Pesquisador da cena musical pernambucana e produtor do podcast Igoarias Musicais, Igor Marques diz que a banda de Machado não está entre as principais de sua época, mesmo com os sucessos “Sede de Te Amar” e “Te Amo Demais”. Ele afirma que o candidato tenta a simpatia do eleitorado mais velho e conservador, mas a estratégia pode representar um erro.

“Parece querer evocar um Recife mais tradicional, do passado, mas o forró tem mais a ver com Pernambuco do que com o Recife”, diz Marques. “O mais natural seria ele escolher o frevo ou uma MPB, evocada por Alceu Valença.”

Segundo o pesquisador, embora mostre a adesão ao brega funk, Campos não criou políticas públicas para essa cena.
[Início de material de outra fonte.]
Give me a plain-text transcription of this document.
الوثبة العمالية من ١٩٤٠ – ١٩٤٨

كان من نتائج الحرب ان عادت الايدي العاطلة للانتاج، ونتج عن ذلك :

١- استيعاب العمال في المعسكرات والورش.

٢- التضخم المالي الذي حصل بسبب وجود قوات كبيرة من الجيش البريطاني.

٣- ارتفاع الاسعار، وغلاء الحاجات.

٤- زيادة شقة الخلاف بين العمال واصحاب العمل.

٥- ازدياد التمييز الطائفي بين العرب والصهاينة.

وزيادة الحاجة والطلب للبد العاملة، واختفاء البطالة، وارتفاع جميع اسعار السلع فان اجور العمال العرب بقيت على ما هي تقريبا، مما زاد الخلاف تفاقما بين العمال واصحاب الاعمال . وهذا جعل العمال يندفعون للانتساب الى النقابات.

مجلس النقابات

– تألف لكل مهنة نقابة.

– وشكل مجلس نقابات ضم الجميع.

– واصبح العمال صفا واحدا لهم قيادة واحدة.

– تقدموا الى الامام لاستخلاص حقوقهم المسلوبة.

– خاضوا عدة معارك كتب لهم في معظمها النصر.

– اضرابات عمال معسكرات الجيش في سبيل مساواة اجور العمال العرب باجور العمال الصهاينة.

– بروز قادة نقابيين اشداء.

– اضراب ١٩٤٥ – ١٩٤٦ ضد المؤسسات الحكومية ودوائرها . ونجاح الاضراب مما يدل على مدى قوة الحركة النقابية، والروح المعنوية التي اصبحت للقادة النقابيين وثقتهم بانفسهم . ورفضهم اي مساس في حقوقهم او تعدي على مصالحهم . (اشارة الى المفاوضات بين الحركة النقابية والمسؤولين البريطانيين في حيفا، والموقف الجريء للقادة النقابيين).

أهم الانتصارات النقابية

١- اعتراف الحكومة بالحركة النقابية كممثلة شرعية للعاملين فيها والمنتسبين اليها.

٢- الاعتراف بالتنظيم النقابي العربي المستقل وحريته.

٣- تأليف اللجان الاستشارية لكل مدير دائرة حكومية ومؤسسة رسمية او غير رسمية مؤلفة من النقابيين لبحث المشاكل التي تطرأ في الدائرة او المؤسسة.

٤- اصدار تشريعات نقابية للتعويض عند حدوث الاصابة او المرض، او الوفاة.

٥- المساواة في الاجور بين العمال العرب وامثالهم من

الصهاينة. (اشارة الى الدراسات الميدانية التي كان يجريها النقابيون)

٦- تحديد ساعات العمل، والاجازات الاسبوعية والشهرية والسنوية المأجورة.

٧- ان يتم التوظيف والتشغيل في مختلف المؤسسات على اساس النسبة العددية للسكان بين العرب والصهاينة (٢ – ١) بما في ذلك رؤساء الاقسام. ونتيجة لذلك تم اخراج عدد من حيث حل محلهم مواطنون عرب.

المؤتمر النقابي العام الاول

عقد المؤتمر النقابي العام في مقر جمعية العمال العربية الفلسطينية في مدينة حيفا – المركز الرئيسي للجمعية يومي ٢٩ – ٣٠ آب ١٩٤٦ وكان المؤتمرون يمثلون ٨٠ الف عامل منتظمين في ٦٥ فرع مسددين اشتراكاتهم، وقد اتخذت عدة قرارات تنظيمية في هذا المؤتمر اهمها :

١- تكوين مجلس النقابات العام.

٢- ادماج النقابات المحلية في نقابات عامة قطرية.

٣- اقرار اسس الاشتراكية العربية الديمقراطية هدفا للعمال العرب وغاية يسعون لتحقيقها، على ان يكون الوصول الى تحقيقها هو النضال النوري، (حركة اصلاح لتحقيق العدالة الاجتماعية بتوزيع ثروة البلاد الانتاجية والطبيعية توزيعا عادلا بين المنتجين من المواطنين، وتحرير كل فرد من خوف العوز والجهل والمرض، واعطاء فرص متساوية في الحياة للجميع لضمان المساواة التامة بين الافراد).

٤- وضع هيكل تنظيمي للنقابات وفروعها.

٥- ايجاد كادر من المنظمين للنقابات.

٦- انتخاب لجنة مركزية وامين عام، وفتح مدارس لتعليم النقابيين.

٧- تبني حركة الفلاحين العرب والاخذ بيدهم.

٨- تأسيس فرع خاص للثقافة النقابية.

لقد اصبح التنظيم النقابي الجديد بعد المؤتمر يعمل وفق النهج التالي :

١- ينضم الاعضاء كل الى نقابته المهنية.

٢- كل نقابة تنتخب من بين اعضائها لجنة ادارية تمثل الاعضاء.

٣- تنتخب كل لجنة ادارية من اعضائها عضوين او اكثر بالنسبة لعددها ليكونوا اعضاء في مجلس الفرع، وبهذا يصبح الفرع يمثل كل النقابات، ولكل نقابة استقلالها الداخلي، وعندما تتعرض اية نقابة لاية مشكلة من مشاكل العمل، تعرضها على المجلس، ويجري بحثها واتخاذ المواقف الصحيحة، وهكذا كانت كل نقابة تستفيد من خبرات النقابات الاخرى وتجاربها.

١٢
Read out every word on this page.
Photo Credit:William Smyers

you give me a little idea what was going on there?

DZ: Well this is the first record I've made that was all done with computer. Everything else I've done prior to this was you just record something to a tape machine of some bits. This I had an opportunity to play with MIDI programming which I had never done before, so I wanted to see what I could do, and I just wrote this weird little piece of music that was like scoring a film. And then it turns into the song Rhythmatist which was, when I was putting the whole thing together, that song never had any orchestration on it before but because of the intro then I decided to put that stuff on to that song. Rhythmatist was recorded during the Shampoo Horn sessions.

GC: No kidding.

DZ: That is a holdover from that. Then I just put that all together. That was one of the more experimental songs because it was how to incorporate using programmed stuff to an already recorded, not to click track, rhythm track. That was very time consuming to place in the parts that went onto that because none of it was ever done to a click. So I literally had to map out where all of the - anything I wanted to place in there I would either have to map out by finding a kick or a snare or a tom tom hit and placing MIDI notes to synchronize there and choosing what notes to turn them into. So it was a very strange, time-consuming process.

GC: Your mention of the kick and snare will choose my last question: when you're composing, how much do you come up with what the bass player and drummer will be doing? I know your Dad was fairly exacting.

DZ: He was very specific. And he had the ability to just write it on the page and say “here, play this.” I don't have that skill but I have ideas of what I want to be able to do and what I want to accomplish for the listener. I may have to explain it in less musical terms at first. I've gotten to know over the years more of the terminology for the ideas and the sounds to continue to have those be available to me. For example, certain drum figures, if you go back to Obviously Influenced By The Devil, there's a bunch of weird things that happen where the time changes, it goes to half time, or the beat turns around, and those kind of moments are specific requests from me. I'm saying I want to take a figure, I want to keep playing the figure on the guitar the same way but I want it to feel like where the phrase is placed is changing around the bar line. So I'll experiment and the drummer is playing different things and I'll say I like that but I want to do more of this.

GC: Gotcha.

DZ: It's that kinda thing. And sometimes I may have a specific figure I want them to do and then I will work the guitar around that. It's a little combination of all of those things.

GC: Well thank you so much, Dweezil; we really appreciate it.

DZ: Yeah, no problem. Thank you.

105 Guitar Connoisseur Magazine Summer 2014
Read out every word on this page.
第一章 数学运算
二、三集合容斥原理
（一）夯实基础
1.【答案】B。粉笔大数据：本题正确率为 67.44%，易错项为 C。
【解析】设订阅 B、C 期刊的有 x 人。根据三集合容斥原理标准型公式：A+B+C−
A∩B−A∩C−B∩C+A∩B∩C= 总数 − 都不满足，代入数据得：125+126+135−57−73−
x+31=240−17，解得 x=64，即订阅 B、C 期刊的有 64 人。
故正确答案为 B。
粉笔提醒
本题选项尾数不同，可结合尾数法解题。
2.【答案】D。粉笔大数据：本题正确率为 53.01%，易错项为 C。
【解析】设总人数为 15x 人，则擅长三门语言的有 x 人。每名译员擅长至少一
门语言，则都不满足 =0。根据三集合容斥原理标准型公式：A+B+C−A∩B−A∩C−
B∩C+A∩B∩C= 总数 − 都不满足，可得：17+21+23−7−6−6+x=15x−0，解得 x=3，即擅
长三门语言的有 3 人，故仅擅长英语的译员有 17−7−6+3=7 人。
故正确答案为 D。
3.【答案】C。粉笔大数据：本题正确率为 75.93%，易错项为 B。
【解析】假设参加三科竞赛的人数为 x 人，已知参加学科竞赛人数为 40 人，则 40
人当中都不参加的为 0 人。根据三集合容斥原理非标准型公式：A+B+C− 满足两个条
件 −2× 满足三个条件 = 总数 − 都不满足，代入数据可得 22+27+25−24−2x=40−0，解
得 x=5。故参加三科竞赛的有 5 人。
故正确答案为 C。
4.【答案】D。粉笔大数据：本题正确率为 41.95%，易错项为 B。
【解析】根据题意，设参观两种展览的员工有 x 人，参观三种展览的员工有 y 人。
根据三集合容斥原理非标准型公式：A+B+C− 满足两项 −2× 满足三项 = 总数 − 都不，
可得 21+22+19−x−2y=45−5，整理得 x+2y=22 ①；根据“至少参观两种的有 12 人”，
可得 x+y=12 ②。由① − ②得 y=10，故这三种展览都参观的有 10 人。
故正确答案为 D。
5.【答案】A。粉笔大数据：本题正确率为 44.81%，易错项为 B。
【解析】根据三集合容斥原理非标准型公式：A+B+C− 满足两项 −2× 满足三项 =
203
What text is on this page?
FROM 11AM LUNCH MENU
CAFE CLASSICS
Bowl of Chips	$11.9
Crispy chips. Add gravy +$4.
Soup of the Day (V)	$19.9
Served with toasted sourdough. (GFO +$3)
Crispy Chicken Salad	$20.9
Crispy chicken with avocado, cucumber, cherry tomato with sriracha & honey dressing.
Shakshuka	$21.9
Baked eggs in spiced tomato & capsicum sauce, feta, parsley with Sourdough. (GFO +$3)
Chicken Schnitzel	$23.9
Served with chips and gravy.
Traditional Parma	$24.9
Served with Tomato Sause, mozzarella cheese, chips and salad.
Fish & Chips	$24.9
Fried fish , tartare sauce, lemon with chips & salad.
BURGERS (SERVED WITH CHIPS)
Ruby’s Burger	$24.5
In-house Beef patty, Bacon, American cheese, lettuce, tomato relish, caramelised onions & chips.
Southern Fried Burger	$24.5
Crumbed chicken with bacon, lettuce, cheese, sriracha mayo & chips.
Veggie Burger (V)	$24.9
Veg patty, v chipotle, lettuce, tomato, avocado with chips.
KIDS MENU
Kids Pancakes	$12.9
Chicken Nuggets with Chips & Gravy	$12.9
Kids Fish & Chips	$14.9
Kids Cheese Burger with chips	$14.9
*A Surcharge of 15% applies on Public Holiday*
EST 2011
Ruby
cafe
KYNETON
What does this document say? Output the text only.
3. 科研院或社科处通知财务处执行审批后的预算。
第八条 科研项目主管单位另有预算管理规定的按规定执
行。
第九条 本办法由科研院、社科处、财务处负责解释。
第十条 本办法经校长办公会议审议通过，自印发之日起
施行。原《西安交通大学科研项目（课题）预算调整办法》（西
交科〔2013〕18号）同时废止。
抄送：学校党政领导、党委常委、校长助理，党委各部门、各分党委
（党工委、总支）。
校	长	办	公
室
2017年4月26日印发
Aliados dizem, porém, que nas próximas semanas o apoio de um grupo de MCs de brega funk deverá ser anunciado.

O gênero surgiu nas periferias do Recife em 2010 e se tornou um estilo de comportamento, com marcas de roupas e acessórios, como aqueles usados pelo prefeito, e perfis de humor nas redes sociais dedicados ao assunto.

Na esteira da música, Campos protagoniza os memes do momento em suas mídias. “O brega está sendo absorvido pela política, e João Campos tenta passar uma imagem de político descolado”, diz Marques.

O prefeito é filho de Eduardo Campos e bisneto de Miguel Arraes, que foram governadores de Pernambuco. “O eleitor já precificou isso [a imagem de herdeiro político], mas entende que João é uma figura contemporânea”, afirma o professor de marketing político da ESPM Marcelo Vitorino.

“Entendo que ele usou essa linguagem jovem até para a juventude dele não ser uma questão durante a campanha.”